In 1967, what appeared to be the corpse of a bigfoot was displayed in a carnival exhibit. When the "Minnesota Iceman" (as it became known) came to the attention of Ivan T. Sanderson and Bernard Heuvelmans, the two headeds to Minnesota to see the corpse. The body was in a block of ice and kept in a refrigerated coffin. The body was 6 feet tall, covered in dark brown hair, and seemed to have been shot in the eye. Some of the flesh had been exposed where some of the ice had melted, which smelled like it was rotting. Sanderson and Heuvelmans thought it was real, and Heuvelmans proposed the name Homo pongoides.

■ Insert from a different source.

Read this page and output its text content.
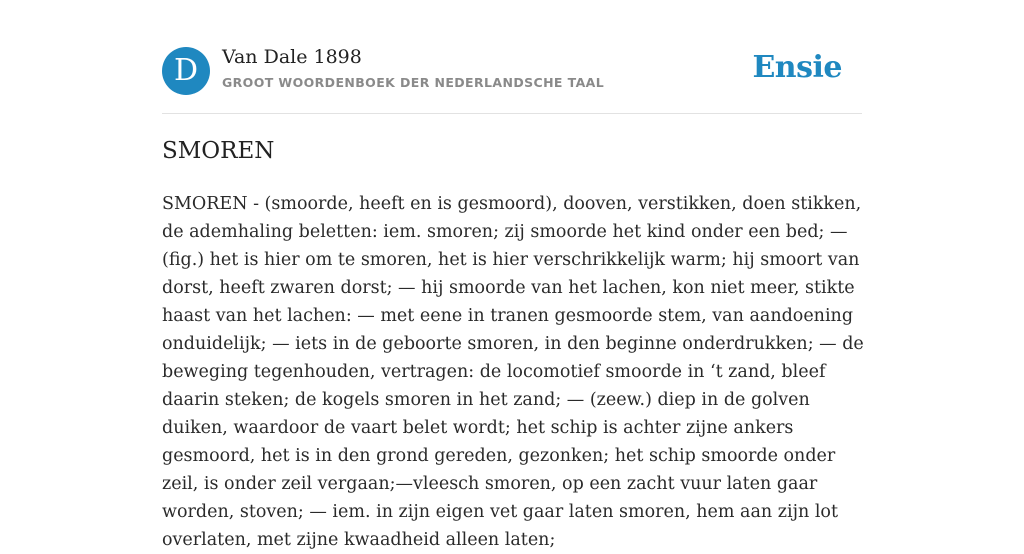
D	Van Dale 1898
GROOT WOORDENBOEK DER NEDERLANDSCHE TAAL	Ensie
SMOREN

SMOREN - (smoorde, heeft en is gesmoord), dooven, verstikken, doen stikken, de ademhaling beletten: iem. smoren; zij smoorde het kind onder een bed; — (fig.) het is hier om te smoren, het is hier verschrikkelijk warm; hij smoort van dorst, heeft zwaren dorst; — hij smoorde van het lachen, kon niet meer, stikte haast van het lachen: — met eene in tranen gesmoorde stem, van aandoening onduidelijk; — iets in de geboorte smoren, in den beginne onderdrukken; — de beweging tegenhouden, vertragen: de locomotief smoorde in ‘t zand, bleef daarin steken; de kogels smoren in het zand; — (zeew.) diep in de golven duiken, waardoor de vaart belet wordt; het schip is achter zijne ankers gesmoord, het is in den grond gereden, gezonken; het schip smoorde onder zeil, is onder zeil vergaan;—vleesch smoren, op een zacht vuur laten gaar worden, stoven; — iem. in zijn eigen vet gaar laten smoren, hem aan zijn lot overlaten, met zijne kwaadheid alleen laten;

The story given by Frank Hansen, who had been displaying it, was that Russian seal hunters had found it in a block of ice. A Californian millionaire had then bought it in Hong Kong and rented it to Hansen. Heuvelmans suggested that it might have killed in Vietnam and then taken to the US in a body bag.
The Smithsonian tried to obtain it, but Hansen would not reveal the millionaire's name, and would not let the Smithsonian take it to examine the body. Eventually the Iceman was replaced with a model. Reportedly, Howard Ball had been comissioned by Hansen to make a similar creature before the Iceman was displayed. Hansen said that he never used Ball's model.
It seems likely that the Minnesota Iceman was a fake. If it was real, why wouldn't Hansen or the millionaire allow the Smithsonian to examine it? After all, a Bigfoot corpse would be the one of the biggest scientific finds ever. The dissapearence of the Iceman, and it's replacement with a model also makes the Iceman more circumspect.